Now that President Bush has identified bin Laden as the bad guy who must be turned over by the Taliban as a minimum, that’s the margin between war and peace. The Taliban might conceivably turn him over if its conditions were met, the most important being that the clerics of 50 countries meeting in Kabul sign off on extradition. Think of it as a grand jury making a determination that there is reasonable cause to think of him as being behind the terrorism of Sept. 11. As The Wall Street Journal reports on its front page today, it is proving to be extremely difficult to come up with evidence of his involvement, which he denies. Complicating the matter further is the fact that the terrorists clearly were part of an Egyptian network. If the clerics reject U.S. demands for Bin Laden, the Pentagon may present the option preferred by the civilian hawks who have long argued that instead of tracking down individual terrorists, we take military action against countries we know have been harboring their networks. Chief among these is Richard Perle, chairman of the Defense Policy Board, and his protégé, Paul Wolfowitz, Rumsfeld’s deputy. I wrote about Perle on my website yesterday and recommend you take a look.

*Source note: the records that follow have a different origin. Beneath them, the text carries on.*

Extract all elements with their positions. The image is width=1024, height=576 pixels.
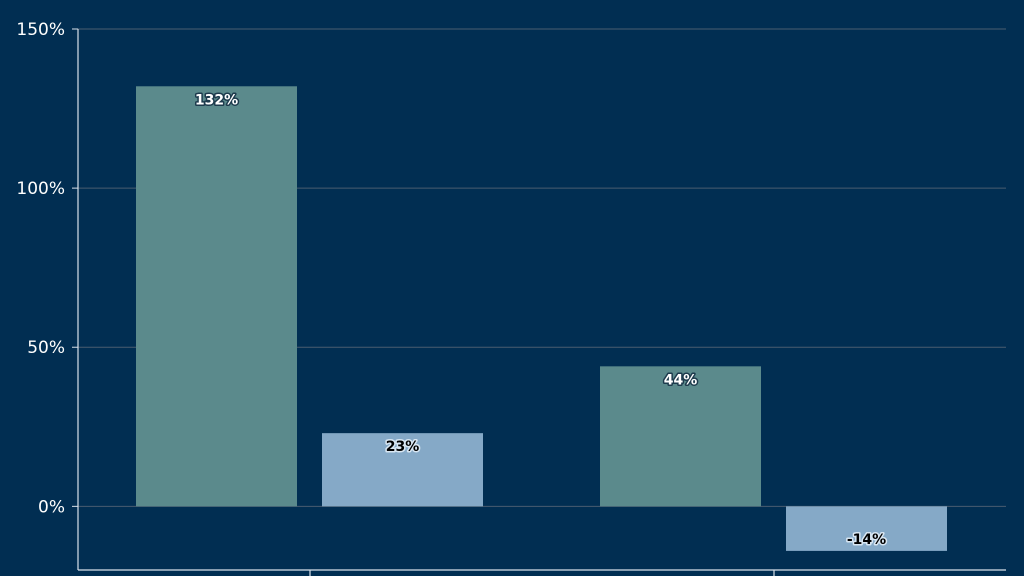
bar xyxy=(322,433,483,507)
bar xyxy=(786,506,947,551)
data-label: 132% xyxy=(195,92,238,108)
data-labels: 132% 44% 23% -14% xyxy=(193,91,887,550)
bar xyxy=(136,86,297,507)
bar xyxy=(600,366,761,507)
bars xyxy=(136,86,947,551)
y-tick-label: 100% xyxy=(16,179,65,199)
data-label: 44% xyxy=(664,372,698,388)
data-label: 23% xyxy=(386,439,420,455)
y-tick-label: 50% xyxy=(27,338,65,358)
data-label: -14% xyxy=(847,532,886,548)
y-tick-label: 150% xyxy=(16,20,65,40)
axes xyxy=(72,28,1006,576)
y-tick-label: 0% xyxy=(38,497,65,517)
y-tick-labels: 0% 50% 100% 150% xyxy=(16,20,65,517)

I now consider these two men the most dangerous the world as they are pulling the strings at the Pentagon and in the Sharon government in Israel. They are intent on trying to shift the White House focus to Iraq. Jim Woolsey, our CIA director in the first two years of the Clinton administration and a Perle protégé, now insists the Muslim who bombed the World Trade Center in 1993 was not an Egyptian, but an Iraqi in disguise. As long as there remains blind outrage in our national population (and you should see my hate mail), there remains the possibility the President will be pushed into taking action somewhere, perhaps commando raids into Afghanistan or Iraq, with assassination in mind. These risks now seem contained as Vice President Dick Cheney and Secretary of State Colin Powell dominate the policy debate, but as long as Rumsfeld listens to the civilian hawks and pushes for action we have to worry. It was Rumsfeld, the national chairman of the Dole/Kemp campaign in 1996, who maneuvered Perle and Wolfowitz into the top advisory roles in that campaign. When Clinton bombed Iraq to kick off his campaign on Labor Day of 1996, with no provocation from Baghdad and in violation of the War Powers Act, it was a perfect opportunity for Dole to challenge him, but with Perle and Wolfowitz at his side, Dole instead saluted while other Republicans criticized Clinton for not carpet bombing a country that had already lost 1.5 million civilians to our embargo. We will keep on top of this as best we can, at the moment still confident Bush will make the right decisions. We can’t forget the overlay of the monetary deflation, though, and wait to see what Alan Greenspan has to say about it tomorrow, before Senate Banking.